This year marks a major milestone for IHE: 20 years of promoting standards-based interoperability. As part of the anniversary celebration, IHE is asking participants to share their memories of the organization’s beginning and growth.
Joyce Sensmeier, RN-BC, MS, CPHIMS, FHIMSS, FAAN is Vice President of Informatics at HIMSS and has overseen her organization’s involvement in IHE since 2000. Karen Witting formerly worked for IBM and Ready Computing. She began participating in the IHE IT Infrastructure Domain in 2005 and was instrumental in development of the Cross-enterprise Document Sharing (XDS) Profile, among others.
Early Days
Before joining HIMSS, Sensmeier worked as a nurse informaticist during her hospital’s implementation of an electronic health record (EHR) system. That position gave her early insight into the importance of standards, data consistency, and interoperability.
She attended her first IHE meeting during the RSNA conference in 1999. She recalls that her first impression was that IHE was a welcoming community that was aiming to achieve a global and technical goal. She was also struck how many people from different settings–including vendors and providers–were sitting at the same table.
“You can be a competitor in the marketplace, but when you are in the room as an IHE member, those company logos are very much in the background,” Sensmeier says. “They bring their expertise to solve the problem at hand.”
In 2005, Witting was working for an IBM group focused on sharing healthcare information. “I ended up identifying IHE as the only group that had the complete package for doing that,” she says.
IHE’s Evolving Focus
IHE’s early work primarily focused on connecting radiology systems with hospital information systems. That focus quickly expanded, thanks in part to efforts by Joyce and HIMSS to bring interoperability and infrastructure experts together to address the exchange of health data across systems within the enterprise and, later, across care settings.
“IHE XDS has become the prime standards specification to make that exchange occur. It is being used worldwide to facilitate cross-facility data exchange,” says Sensmeier. “I remember being in the room and watching committee member like Charles Parisot [of GE Healthcare] drawing on a whiteboard to show how it would work.”
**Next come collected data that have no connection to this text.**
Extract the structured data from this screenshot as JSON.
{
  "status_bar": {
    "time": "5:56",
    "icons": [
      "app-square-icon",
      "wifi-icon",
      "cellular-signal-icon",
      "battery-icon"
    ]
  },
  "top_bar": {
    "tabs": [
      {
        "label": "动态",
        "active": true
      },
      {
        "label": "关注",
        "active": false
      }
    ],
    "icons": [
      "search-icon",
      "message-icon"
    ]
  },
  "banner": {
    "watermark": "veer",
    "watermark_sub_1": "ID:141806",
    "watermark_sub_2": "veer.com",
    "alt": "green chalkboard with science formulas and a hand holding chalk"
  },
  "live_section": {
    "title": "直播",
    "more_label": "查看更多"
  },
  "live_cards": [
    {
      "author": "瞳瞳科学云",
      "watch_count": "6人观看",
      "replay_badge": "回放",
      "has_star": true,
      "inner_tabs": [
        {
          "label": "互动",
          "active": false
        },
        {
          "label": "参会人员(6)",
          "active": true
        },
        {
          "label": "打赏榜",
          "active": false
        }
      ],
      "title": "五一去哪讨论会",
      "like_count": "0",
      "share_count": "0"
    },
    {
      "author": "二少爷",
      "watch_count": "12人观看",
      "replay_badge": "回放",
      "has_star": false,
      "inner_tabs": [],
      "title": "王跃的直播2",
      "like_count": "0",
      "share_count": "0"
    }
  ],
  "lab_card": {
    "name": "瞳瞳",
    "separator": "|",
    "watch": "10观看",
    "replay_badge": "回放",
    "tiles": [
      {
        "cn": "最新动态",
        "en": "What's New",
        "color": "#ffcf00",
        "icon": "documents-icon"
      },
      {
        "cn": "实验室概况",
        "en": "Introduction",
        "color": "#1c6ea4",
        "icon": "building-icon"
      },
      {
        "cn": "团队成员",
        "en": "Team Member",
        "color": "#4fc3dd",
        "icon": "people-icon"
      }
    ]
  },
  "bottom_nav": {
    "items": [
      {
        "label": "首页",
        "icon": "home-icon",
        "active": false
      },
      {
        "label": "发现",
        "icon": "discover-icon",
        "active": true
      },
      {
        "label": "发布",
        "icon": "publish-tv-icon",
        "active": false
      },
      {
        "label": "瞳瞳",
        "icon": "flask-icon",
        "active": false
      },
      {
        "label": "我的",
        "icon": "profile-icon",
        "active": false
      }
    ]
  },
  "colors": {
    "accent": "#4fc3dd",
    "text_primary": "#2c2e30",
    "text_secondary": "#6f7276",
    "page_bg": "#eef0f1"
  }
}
IHE started in the Radiology domain and has a branched out to include Cardiology; Eye Care; IT Infrastructure; Pathology and Laboratory Medicine; Patient Care Coordination; Patient Care Device; Pharmacy; and Quality, Research, and Public Health.
Once Witting became involved in IHE, she took on a major role in shaping critical standards. She was the first chair of the IT Infrastructure Technical committee and became the primary author of the Cross-community Access (XCA) and Cross-community Patient Discovery (XCPD) profiles. Witting also served on the IHE International Board for nearly seven years.
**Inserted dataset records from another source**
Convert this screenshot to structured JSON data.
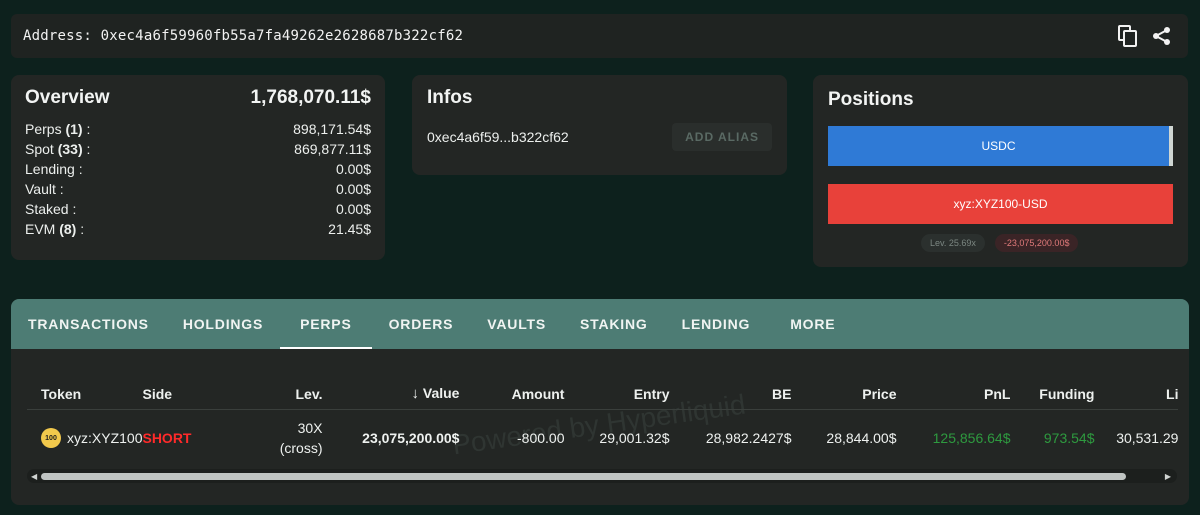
{
  "address_bar": {
    "label": "Address:",
    "value": "0xec4a6f59960fb55a7fa49262e2628687b322cf62",
    "copy_icon": "copy-icon",
    "share_icon": "share-icon"
  },
  "overview": {
    "title": "Overview",
    "total": "1,768,070.11$",
    "rows": [
      {
        "label": "Perps",
        "count": "(1)",
        "suffix": " :",
        "value": "898,171.54$"
      },
      {
        "label": "Spot",
        "count": "(33)",
        "suffix": " :",
        "value": "869,877.11$"
      },
      {
        "label": "Lending :",
        "count": "",
        "suffix": "",
        "value": "0.00$"
      },
      {
        "label": "Vault :",
        "count": "",
        "suffix": "",
        "value": "0.00$"
      },
      {
        "label": "Staked :",
        "count": "",
        "suffix": "",
        "value": "0.00$"
      },
      {
        "label": "EVM",
        "count": "(8)",
        "suffix": " :",
        "value": "21.45$"
      }
    ]
  },
  "infos": {
    "title": "Infos",
    "short_address": "0xec4a6f59...b322cf62",
    "alias_button": "ADD ALIAS"
  },
  "positions": {
    "title": "Positions",
    "bars": [
      {
        "label": "USDC",
        "color": "#2f7ad6"
      },
      {
        "label": "xyz:XYZ100-USD",
        "color": "#e8413a"
      }
    ],
    "leverage_label": "Lev.",
    "leverage_value": "25.69x",
    "pnl": "-23,075,200.00$"
  },
  "tabs": [
    "TRANSACTIONS",
    "HOLDINGS",
    "PERPS",
    "ORDERS",
    "VAULTS",
    "STAKING",
    "LENDING",
    "MORE"
  ],
  "active_tab": "PERPS",
  "perps_table": {
    "headers": [
      "Token",
      "Side",
      "Lev.",
      "Value",
      "Amount",
      "Entry",
      "BE",
      "Price",
      "PnL",
      "Funding",
      "Li"
    ],
    "sort_icon": "arrow-down-icon",
    "row": {
      "token_logo": "100",
      "token": "xyz:XYZ100",
      "side": "SHORT",
      "lev_line1": "30X",
      "lev_line2": "(cross)",
      "value": "23,075,200.00$",
      "amount": "-800.00",
      "entry": "29,001.32$",
      "be": "28,982.2427$",
      "price": "28,844.00$",
      "pnl": "125,856.64$",
      "funding": "973.54$",
      "liq": "30,531.29"
    },
    "watermark": "Powered by Hyperliquid"
  }
}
“The key problem I was working on was how to share healthcare information across a region or health information exchange–or HIE,” she says. Today the profiles she helped author are implemented in exchanges around the world.
The Future of IHE
“I think we are at a crossroads,” says Sensmeier, reflecting on the changing landscape of health information technology. “IHE is foundational to interoperability today. It has traditionally had a provider and document focus, but now we are moving to a data- and consumer-centric future. IHE definitely has a role in that new space.”
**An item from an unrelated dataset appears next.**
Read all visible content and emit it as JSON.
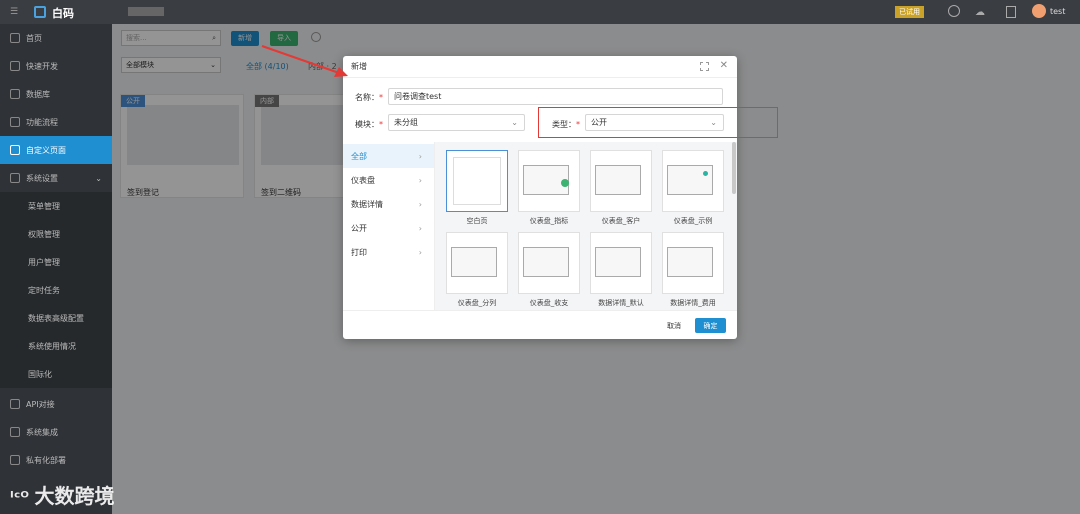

IHE accomplishes its work by defining specific interoperability use cases, which focuses on a particular scenario and how to achieve data capture and transfer in that scenario. “We have the ability to continue that use case focus by working with other standards at the element level, like HL7 FHIR,” she says. “Interoperability is a huge problem, and no one standard will solve it. Partnership is critical to the future.”